Martin Vinck - 2013-03-12 15:46:37 +0100

(In reply to comment #14) I agree, but that fits with the just committed implementation, correct? In the current implementation, if we would have cfg.trl = [1 1 0; 2 2 0] we would not be duplicating any spikes, by using < instead of <= Looking at ft_appendspike, it can happen there that spikes are actually duplicated, as it is doing a round operation and then testing with >= and <=

Robert Oostenveld - 2013-03-12 15:47:42 +0100

sounds good. So now we can move on to trying to replicate the actual bug (which I saw on screen, but don't have the full details for).

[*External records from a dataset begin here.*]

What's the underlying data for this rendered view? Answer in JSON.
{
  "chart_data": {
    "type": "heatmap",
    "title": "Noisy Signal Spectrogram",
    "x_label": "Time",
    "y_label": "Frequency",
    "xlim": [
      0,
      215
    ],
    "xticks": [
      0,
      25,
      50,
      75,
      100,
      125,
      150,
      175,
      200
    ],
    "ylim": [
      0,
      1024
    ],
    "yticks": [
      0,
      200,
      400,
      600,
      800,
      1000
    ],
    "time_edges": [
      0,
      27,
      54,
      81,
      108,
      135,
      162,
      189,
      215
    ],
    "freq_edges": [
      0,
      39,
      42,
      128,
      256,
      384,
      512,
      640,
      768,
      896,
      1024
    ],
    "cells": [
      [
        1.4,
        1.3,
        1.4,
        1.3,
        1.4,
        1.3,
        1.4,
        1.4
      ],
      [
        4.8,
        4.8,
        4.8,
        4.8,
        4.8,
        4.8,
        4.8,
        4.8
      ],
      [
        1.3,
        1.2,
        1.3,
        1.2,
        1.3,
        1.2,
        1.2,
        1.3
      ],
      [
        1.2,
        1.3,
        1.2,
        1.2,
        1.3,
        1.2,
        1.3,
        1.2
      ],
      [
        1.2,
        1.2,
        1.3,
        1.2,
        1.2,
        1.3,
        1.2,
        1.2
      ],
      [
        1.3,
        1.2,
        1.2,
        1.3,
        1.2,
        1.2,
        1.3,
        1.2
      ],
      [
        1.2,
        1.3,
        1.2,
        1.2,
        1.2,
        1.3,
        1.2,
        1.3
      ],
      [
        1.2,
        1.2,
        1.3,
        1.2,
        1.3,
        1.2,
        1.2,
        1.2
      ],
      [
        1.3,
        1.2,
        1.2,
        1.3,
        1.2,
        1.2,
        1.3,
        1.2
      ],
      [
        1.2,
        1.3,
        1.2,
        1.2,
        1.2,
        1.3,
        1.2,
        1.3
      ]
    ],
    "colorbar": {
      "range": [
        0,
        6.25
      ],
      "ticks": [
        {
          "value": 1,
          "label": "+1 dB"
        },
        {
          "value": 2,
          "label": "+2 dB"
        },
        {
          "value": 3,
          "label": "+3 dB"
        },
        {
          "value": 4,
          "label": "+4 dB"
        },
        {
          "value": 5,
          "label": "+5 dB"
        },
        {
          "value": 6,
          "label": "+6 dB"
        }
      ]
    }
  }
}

Martin Vinck - 2013-03-12 15:49:53 +0100

(In reply to comment #16) Was that a bug then? If your trials are overlapping, spikes are duplicated. That's not a bug, but just how the function should behave.

Robert Oostenveld - 2013-03-12 15:56:48 +0100

(In reply to comment #17) they seemed not to be duplicated in the time domain, but were in the frequency domain. So after ft_spiketriggeredspectrum there were more spikes represented in the structure than before. That suggests that there is a for loop like for each trial for each spike in the trial ... end end which does the same spike twice if it is in the overlap region. But since I don't have the data structure that the participant has< I cannot give more details.

Martin Vinck - 2013-03-12 16:02:43 +0100

(In reply to comment #18) I'll check the code and will try to duplicate. Was it with the mtmfft or mtmconvol implementation?

Robert Oostenveld - 2013-03-12 16:04:34 +0100

(In reply to comment #19) don't know. I suggest yo check both. That is also the purpose of the test script, which also allows us to check in the future.